トップページ > 中川淳庵顕彰薬草園 > 薬草のご紹介 > コエンドロ・インドカレーの主役

コエンドロ・インドカレーの主役

薬草検索

特徴

 カレーの本場インドでは、それぞれの家庭で気候や体調に合わせる形で多彩な香辛料が組み合わせて使われています。特に、コリアンダーが主体となったものは淡褐色を呈し、レモンとセージを混ぜたような特有の芳香を放ちます。これは、地中海地域からコーカサス地方を原産とするセリ科の一年草コエンドロ(Coriandrum sativum)の乾燥果実を軽く焦がしたものです。薬用として健胃、駆風(お腹のガス抜き)、鎮痛・鎮静、去痰作用などがあり、胃液や胆汁分泌を促進して消化不良を改善します。
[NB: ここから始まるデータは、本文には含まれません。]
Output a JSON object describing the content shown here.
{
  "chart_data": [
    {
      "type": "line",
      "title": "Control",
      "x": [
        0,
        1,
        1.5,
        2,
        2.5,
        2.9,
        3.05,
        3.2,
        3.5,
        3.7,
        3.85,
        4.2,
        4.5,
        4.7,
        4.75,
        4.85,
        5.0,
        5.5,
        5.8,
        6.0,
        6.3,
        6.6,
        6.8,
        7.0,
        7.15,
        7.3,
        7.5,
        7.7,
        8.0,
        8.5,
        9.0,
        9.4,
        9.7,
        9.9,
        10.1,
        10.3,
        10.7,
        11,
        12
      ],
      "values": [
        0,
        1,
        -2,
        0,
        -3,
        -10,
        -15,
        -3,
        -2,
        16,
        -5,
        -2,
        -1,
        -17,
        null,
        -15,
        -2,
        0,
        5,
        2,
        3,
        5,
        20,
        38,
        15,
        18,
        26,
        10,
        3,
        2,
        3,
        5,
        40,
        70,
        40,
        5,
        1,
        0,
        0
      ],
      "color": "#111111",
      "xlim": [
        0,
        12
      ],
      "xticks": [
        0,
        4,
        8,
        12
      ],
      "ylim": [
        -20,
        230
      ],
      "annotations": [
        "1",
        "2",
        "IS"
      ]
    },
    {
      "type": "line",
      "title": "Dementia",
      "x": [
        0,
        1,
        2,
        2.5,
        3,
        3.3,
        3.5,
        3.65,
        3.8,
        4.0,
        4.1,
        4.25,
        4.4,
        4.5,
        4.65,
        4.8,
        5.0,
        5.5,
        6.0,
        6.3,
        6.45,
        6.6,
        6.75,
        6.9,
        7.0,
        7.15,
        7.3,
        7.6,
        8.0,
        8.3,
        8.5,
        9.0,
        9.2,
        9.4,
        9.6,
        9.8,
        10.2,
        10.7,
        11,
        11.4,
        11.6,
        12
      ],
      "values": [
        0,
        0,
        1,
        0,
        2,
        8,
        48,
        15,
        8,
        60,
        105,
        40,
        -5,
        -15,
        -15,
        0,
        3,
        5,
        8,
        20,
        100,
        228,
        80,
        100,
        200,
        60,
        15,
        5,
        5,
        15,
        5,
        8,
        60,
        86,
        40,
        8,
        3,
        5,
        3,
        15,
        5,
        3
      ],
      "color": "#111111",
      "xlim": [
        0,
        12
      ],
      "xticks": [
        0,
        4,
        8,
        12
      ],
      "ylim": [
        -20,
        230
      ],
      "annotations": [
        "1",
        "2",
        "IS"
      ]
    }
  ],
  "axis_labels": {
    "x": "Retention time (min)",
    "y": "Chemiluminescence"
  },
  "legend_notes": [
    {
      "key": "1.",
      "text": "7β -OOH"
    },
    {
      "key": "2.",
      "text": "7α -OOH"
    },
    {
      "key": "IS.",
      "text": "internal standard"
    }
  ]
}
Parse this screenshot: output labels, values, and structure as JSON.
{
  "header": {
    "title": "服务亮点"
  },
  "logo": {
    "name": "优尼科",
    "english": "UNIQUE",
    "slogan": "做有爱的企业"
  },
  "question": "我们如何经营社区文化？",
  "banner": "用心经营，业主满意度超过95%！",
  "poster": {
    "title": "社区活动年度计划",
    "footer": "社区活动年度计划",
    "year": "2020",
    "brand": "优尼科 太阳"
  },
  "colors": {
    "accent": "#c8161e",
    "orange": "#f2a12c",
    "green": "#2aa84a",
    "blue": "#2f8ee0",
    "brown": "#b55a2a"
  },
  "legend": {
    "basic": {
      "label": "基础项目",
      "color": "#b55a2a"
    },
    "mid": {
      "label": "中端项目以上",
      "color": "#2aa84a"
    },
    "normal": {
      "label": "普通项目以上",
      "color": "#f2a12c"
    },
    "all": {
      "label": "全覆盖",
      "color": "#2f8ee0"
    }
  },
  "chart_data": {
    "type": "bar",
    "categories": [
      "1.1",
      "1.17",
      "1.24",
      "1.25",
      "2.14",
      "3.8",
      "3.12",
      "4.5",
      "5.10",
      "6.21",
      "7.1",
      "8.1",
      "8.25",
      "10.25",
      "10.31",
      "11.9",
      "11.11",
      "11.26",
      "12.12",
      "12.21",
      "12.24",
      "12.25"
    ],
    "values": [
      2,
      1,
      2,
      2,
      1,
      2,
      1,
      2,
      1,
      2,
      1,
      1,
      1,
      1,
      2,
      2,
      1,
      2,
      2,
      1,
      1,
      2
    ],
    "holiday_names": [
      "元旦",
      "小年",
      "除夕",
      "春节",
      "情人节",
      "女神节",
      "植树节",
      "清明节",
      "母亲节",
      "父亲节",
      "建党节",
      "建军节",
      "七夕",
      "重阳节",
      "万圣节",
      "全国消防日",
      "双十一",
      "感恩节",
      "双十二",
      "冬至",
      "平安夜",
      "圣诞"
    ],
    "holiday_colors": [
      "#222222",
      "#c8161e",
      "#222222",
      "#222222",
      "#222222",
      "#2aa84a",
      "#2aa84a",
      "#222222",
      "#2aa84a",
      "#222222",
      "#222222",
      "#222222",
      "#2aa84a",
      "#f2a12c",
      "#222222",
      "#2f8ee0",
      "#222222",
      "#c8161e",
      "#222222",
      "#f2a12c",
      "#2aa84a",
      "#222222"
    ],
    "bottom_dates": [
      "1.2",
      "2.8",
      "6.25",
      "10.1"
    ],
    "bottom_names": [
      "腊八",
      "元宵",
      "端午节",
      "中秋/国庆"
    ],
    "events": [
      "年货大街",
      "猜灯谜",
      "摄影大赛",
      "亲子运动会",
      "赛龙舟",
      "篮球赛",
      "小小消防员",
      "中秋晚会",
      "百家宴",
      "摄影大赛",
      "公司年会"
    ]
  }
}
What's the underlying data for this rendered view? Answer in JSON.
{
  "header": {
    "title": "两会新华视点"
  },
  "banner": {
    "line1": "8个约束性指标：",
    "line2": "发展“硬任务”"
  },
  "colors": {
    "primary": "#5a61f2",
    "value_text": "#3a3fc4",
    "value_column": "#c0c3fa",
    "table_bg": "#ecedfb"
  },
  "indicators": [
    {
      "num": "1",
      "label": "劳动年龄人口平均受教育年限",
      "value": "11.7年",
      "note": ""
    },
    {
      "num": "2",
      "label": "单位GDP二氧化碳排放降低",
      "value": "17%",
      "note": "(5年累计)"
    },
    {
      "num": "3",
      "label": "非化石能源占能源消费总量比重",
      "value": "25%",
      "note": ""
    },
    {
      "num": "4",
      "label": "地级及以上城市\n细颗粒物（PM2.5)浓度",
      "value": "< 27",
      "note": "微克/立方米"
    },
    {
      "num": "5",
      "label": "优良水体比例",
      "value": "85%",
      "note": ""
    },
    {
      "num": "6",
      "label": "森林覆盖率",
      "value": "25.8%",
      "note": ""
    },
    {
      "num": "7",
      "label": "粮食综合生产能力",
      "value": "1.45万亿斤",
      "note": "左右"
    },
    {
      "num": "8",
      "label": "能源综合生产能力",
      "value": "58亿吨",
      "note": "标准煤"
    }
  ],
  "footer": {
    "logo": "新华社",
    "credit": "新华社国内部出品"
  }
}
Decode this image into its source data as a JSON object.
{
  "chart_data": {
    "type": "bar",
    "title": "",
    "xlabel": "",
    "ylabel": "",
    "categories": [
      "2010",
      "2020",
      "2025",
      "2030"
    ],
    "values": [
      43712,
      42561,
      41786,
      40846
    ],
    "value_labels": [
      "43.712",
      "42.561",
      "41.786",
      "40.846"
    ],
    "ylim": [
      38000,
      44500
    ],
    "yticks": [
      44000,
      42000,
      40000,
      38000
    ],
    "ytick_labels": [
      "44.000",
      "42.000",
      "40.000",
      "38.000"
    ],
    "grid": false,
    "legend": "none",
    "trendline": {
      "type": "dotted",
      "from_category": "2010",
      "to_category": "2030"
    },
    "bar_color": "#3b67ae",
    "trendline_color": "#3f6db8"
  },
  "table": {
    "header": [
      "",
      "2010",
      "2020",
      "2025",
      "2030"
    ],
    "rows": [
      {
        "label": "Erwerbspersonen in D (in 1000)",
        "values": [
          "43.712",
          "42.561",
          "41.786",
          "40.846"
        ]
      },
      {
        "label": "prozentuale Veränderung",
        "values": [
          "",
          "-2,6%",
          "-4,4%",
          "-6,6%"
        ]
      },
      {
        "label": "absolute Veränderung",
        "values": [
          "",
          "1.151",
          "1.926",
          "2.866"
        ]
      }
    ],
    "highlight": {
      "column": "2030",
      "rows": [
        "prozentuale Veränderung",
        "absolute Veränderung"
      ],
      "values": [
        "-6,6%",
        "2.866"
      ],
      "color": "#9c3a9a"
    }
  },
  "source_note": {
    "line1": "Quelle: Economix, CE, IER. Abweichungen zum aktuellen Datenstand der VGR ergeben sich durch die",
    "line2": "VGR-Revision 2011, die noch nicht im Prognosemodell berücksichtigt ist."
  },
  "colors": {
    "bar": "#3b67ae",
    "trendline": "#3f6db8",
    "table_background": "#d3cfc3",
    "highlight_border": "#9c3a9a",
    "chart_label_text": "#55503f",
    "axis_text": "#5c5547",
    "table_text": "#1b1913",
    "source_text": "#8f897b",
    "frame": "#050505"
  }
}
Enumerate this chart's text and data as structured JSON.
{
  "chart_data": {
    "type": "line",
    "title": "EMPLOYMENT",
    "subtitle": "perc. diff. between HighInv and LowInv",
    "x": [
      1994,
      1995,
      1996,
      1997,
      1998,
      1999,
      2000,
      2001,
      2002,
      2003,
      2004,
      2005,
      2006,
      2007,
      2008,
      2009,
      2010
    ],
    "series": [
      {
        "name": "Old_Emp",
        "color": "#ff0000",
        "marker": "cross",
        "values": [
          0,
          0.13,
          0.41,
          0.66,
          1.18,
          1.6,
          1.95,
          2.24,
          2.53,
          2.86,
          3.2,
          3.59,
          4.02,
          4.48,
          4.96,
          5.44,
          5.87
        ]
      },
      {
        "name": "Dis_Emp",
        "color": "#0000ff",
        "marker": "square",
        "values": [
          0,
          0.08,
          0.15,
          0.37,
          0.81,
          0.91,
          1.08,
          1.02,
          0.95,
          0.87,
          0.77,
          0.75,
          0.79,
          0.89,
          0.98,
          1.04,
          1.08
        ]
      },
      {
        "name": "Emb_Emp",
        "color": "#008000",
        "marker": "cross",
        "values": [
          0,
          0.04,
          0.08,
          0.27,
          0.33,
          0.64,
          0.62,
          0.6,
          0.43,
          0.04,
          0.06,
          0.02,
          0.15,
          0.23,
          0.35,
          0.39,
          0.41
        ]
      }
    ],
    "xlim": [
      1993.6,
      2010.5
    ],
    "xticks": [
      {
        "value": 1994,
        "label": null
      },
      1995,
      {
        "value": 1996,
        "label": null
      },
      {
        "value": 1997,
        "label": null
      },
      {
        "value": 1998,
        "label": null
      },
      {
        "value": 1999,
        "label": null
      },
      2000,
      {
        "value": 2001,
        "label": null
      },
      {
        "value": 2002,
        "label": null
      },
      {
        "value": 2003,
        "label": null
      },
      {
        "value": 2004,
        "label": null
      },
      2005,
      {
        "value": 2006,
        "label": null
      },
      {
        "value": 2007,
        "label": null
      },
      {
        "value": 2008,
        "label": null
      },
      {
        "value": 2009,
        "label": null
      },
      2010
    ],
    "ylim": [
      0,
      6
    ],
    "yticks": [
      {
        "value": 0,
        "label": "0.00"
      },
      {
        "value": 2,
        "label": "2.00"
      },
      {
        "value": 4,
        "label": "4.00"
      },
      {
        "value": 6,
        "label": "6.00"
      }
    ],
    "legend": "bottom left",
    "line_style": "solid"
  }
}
 コエンドロは古く紀元前から栽培され、医学の父ヒポクラテスが胸焼け防止や催眠薬になると記述しています。またアメリカで最初に栽培されたハーブとしても知られ、咳薬、健胃剤、口臭や吐気防止などに利用されました。今では世界各地で商業的に栽培されています。草丈50~100㎝で、6月頃、枝先に桃色を帯びた白色の小花をつけます。果実は径5㎜の球形で、夏に完熟します。

 葉は、中華料理で「香菜(シャンツァイ)」、タイ料理で「パクチー」、ベトナムでは「ザウムイ」などと呼ばれ、肉料理、スープ、麺類、粥、鍋料理などの風味づけに欠かせない香辛料ですが、カメムシの臭いに似た独特の臭気があるため、人によって好き嫌いが大きく分かれる食材でもあります。